Rabbi Yisrael Meir Lau
Rabbi Yisrael Meir LauFlash 90

Rabbi Yisrael Meir Lau, former Chief Ashkenazic Rabbi of Israel and current Chief Rabbi of Tel Aviv, survived the death camp of Buchenwald as a child in the Holocaust. 

Speaking to Walla! on Holocaust Memorial Day, Rabbi Lau argued that not only he, but all Jews and all future generations of Jews are Holocaust survivors, for if the genocidal Nazi machine was not halted in 1945 it would have continued until it wiped out all Jews.

Rabbi Lau, who was born in Poland, is 38th in an unbroken chain of rabbis, a chain continued most prominently by his son, current Chief Ashkenazic Rabbi David Lau.

Asked about his remarkable path from child survivor to chief rabbi of the Jewish state, Rabbi Lau, who is chairman of the Yad Vashem Holocaust Memorial and winner of the Israel Prize for lifetime achievements, recalled those who saved him. First and foremost he noted his older brother Naftali, who protected him after his parents were murdered by the Nazis.

Pointing to a picture of himself and his brother at the time of the liberation of Buchenwald, Rabbi Lau notes he was photographed with a rifle lent to him by a US soldier "to avenge the blood of my parents." 
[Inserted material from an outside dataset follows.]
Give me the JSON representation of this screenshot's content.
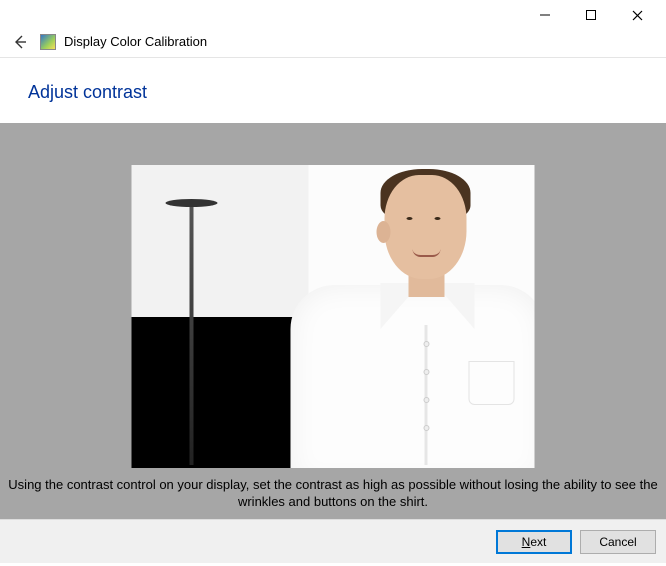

"We haven't learned a thing from history"

Speaking about the trend of Jewish youth moving to Berlin in recent years, Rabbi Lau remarked "it's very sad, and it shows that all we learned from history is that we haven't learned a thing."

Many youth in Israel and also the former Soviet Union look to make their future in Berlin in hopes of better economic conditions says Rabbi Lau, and in doing so show their historical blindness.

Pointing out the great esteem held by German Jews before the Holocaust, following prominent figures from the Rothschild family to Albert Einstein, the rabbi noted the end that awaited them despite their great contributions to German society - as doctors healing people and professors educating them: "none of that helped us."

Aside from Israel, "we have no other land, this is our home," emphasized Rabbi Lau. "To the youth who return from March of the Living, I say 'kiss the ground (of Israel).' You don't know to appreciate it, but I do."

"Spiritual suicide" of the exile versus the eternal state of Israel

Rabbi Lau also addressed the shocking figures of assimilation and intermarriage among Jewish communities outside of Israel.

"I see in it a turning of their backs not only to the past, but also cutting off from the future. The second you assimilate, Heaven forbid, the second you cut off from the homeland, the nation and the Jewish heritage, you disappear. It's spiritual self-loss, it's actual suicide," remarked the rabbi.

Noting the intermarriage rates of 52% in New York, 70% in California and 80% in Scandinavia, Rabbi Lau appraised that the "strong seed" remains in Israel.

"I'm not worried about the future of the Jewish people in the state of Israel, it will always exist," remarked Rabbi Lau. "We get hit here and there, there's friction and disagreements, but the base exists because the roots are deep - there (in exile) there are no roots."

"I will open your graves...and bring you to Israel"

When asked how his Zionist views integrate with his being a hareidi rabbi, given the fact that several hareidi sects have rejected the state of Israel, Rabbi Lau responded "a Zionist is one who loves the land of Israel and sees in it his home and his future."

"I left the exile with no intention of returning to it ever again. All of my children live in Israel and are active in it, them, their sons and daughters," added Rabbi Lau.

The rabbi noted "some call it the start of the redemption, I don't exactly know to define the ideas, as only G-d has the answers. But there is no doubt that all the prophets spoke about the vision of the in-gathering of the exiles."

Rabbi Lau finished by quoting the prophet Yehezkel's (Ezekiel) vision of the dry bones, saying "Thus said the L-rd G-d: Behold, I will open your graves, and cause you to come up out of your graves, O My people; and I will bring you into the land of Israel" (Ezekiel 37:12). 

Those resurrected dry bones are a metaphor for the present generation, concluded the child survivor turned chief rabbi.